Religious Right Piles On To Defend Proponent Of Russia Anti-Gay Laws

A couple of weeks ago, the Howard Center for Family, Religion and Society — an Illinois-based group that through its World Congress of Families helped promote Russia’s new anti-gay laws — was forced to relocate a Capitol Hill symposium on “family policy lessons from foreign lands” when Sen. Mark Kirk learned what it was up to and pulled the plug on its meeting room.

The group got a last-minute helping hand from House Speaker John Boehner , but the symposium’s speakers – World Congress of Families (WCF) founder Allan Carlson, Catholic Family & Human Rights Institute president Austin Ruse, and Concerned Women For America senior fellow/WCF board member Janice Shaw Crouse – still spent much of the event bashing Kirk over the scheduling snafu .

Now, Religious Right groups including the National Organization for Marriage, the Family Research Council, and the American Family Association are coming to WCF’s defense.

The National Organization for Marriage’s Brian Brown – who WCF arranged to testify before the Russian parliament in favor of its broad ban on adoption by gay people – told the American Family Association’s One News Now that Kirk decided to “discriminate against a group that stands for traditional marriage” and that by doing so he was “undermining the party platform” because “it’s part of the Republican Party platform to stand up for traditional marriage.”

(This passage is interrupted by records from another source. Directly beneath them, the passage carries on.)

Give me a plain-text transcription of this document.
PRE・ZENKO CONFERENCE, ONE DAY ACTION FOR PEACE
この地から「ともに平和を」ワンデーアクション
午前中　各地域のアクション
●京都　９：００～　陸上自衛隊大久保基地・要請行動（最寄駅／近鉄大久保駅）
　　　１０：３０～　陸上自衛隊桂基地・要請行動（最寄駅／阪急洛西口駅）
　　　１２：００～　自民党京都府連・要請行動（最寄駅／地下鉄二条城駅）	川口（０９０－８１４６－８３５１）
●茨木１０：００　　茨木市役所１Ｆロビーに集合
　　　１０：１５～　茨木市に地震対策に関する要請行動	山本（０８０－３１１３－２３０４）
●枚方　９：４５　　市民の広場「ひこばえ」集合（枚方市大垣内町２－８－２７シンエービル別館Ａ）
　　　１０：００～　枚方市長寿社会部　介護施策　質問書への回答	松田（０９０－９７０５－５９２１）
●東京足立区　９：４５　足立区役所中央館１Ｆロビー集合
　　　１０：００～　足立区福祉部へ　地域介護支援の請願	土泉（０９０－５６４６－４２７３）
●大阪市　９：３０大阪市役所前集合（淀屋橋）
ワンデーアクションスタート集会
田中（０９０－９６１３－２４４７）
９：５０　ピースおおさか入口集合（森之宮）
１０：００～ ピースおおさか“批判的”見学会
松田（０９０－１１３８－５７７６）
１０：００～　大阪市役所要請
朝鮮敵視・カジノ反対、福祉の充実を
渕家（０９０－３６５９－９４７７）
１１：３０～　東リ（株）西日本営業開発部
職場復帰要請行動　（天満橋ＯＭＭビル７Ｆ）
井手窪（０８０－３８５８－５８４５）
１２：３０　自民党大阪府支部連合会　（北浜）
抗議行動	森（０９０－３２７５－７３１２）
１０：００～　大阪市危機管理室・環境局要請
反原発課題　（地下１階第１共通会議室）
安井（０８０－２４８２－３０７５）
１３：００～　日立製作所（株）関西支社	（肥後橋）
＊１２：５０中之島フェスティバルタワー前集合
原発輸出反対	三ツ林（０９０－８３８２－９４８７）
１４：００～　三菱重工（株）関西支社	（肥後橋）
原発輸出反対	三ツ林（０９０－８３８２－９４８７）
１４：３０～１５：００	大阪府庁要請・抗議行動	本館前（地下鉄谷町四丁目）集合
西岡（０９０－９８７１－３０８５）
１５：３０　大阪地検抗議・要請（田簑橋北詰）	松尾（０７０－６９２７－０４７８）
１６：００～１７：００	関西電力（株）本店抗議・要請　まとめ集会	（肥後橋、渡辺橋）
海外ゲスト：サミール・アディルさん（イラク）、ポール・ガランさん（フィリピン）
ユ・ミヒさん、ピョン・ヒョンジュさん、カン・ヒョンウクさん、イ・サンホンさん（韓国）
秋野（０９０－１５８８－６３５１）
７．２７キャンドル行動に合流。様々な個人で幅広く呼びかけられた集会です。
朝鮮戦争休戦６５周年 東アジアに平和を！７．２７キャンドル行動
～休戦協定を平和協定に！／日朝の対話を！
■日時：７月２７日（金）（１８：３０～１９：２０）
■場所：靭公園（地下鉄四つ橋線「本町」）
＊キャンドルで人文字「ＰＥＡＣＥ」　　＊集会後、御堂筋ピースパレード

The Family Research Council piled on with a press release accusing the senator of “true discrimination” and “silencing anyone who doesn’t adhere to a politically correct view of sexuality.”

“Holding a different view of marriage and sexuality is not discriminatory – especially when all the social science research demonstrates the benefits of the natural family,” added FRC’s Tony Perkins.

Meanwhile, the Illinois Family Institute, the state affiliate of the American Family Association, published an article accusing Sen. Kirk of wanting to “normalize sexual deviance while trampling the conscience rights of untold numbers of people” and followed it up with an email urging its members to call Kirk’s office and express their displeasure.

Despite what all three groups said, the Howard Center and the World Congress of Families don’t merely hold “a different view of marriage and sexuality.” WCF actively works to push oppressive anti-gay laws throughout the world, including actively working toward Russia’s ban on pro-gay-rights speech. Indeed, the speakers at the Capitol Hill symposium enthusiastically defended Russia’s anti-gay laws and denyied that the laws actually harm gay people.

It maybe shouldn’t come as a surprise that three of the largest anti-gay groups in the US have jumped to the defense of WCF: Brown has close ties with WCF and has signed fundraising emails for the group, and FRC and AFA are both official “partners” of the organization.